Édito No 24 (janvier 2007)

La femme offensée

par Marc-André Cotton

À la demande du ministère de la jeunesse et des sports, les industriels italiens de la mode viennent de signer un code de bonne conduite par lequel ils s’engagent à ne plus faire appel à des mannequins trop maigres. Cette déclaration fait suite au décès d’une top-modèle brésilienne, morte de faim et d’épuisement, pour lequel le milieu de la mode a été montré du doigt. Les signataires promettent également de participer aux campagnes de communication visant à « modifier positivement les modèles esthétiques inspirateurs d’identité et de comportements sociaux » [1].

Nous sommes invités à nous en réjouir. Pourtant, la volonté de « modifier un modèle esthétique » relève de la manipulation parce qu’elle n’en nomme ni n’en résout la cause – à savoir le regard méprisant que les hommes posent quotidiennement sur les femmes. Pour éprouver une éphémère sensation de domination, ils réduisent le corps et le comportement de ces dernières à des supports d’humiliations (page 2). Dans la haute bourgeoisie où se fabriquent les courants de la mode, des hommes tirent parti de ce mépris collectif et imposent leur propre modèle de femme infantilisée, sexualisée et entièrement dévolue au maintien de leur hégémonie. Cette obsession révèle l’extrême souffrance de ne pas avoir été accueillis par une mère pleinement satisfaisante et confirmés par un père conscient de l’importance humaine de cette relation.

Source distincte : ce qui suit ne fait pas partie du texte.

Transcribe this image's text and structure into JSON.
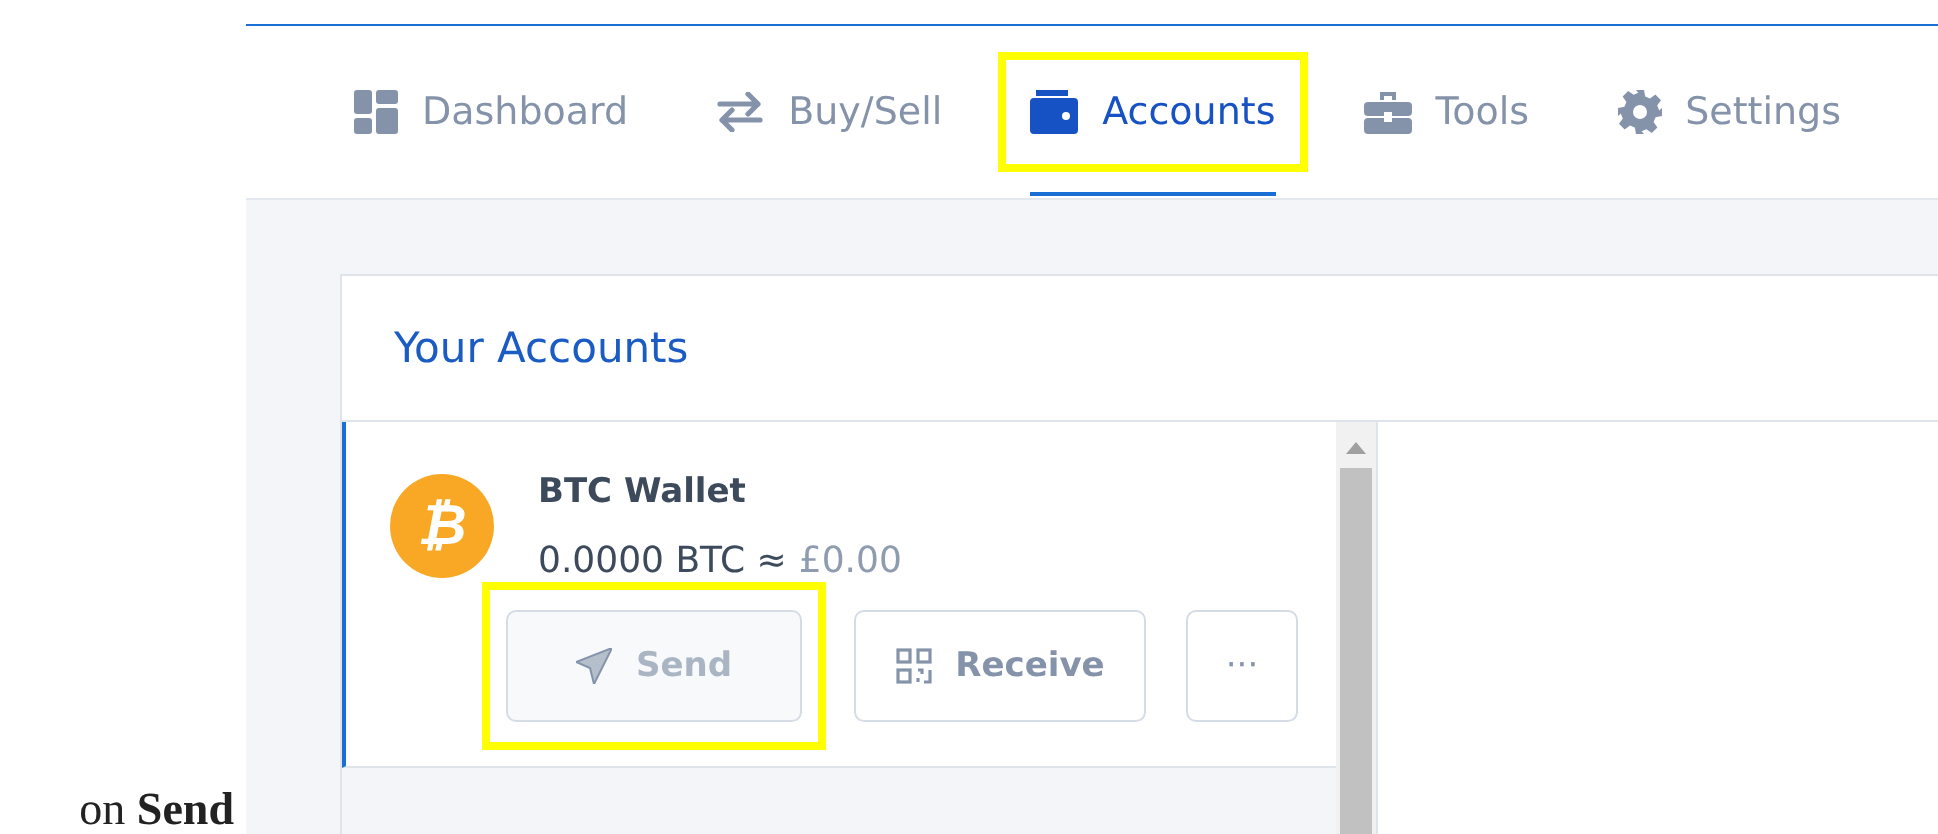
{
  "nav": {
    "tabs": [
      {
        "label": "Dashboard",
        "kind": "grid",
        "selected": false,
        "highlighted": false
      },
      {
        "label": "Buy/Sell",
        "kind": "swap",
        "selected": false,
        "highlighted": false
      },
      {
        "label": "Accounts",
        "kind": "wallet",
        "selected": true,
        "highlighted": true
      },
      {
        "label": "Tools",
        "kind": "toolbox",
        "selected": false,
        "highlighted": false
      },
      {
        "label": "Settings",
        "kind": "gear",
        "selected": false,
        "highlighted": false
      }
    ]
  },
  "accounts": {
    "title": "Your Accounts",
    "wallets": [
      {
        "symbol": "₿",
        "name": "BTC Wallet",
        "balance": "0.0000 BTC ≈",
        "fiat": "£0.00",
        "selected": true,
        "buttons": [
          {
            "kind": "send",
            "label": "Send",
            "disabled": true,
            "highlighted": true
          },
          {
            "kind": "receive",
            "label": "Receive",
            "disabled": false,
            "highlighted": false
          },
          {
            "kind": "more",
            "label": "···",
            "disabled": false,
            "highlighted": false
          }
        ]
      }
    ]
  },
  "caption": "on **Send**"
}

Dans leur immense majorité, les hommes refusent de reconnaître qu’ils sont porteurs de problématiques relationnelles ancestrales, préférant rendre les femmes responsables de leurs profondes souffrances (page 3). Déniées en tant qu’êtres humains conscients, celles-ci se retournent contre leurs enfants et adhérent aux politiques de la petite enfance qui visent à les séparer d’eux au profit d’un engagement professionnel (page 6). Sur le plan social, l’extrême mépris que les hommes infligent à la capacité d’écoute et d’accompagnement des femmes est manifeste dans leur volonté de réglementer l’exercice de la psychothérapie – une profession principalement féminine (page 2).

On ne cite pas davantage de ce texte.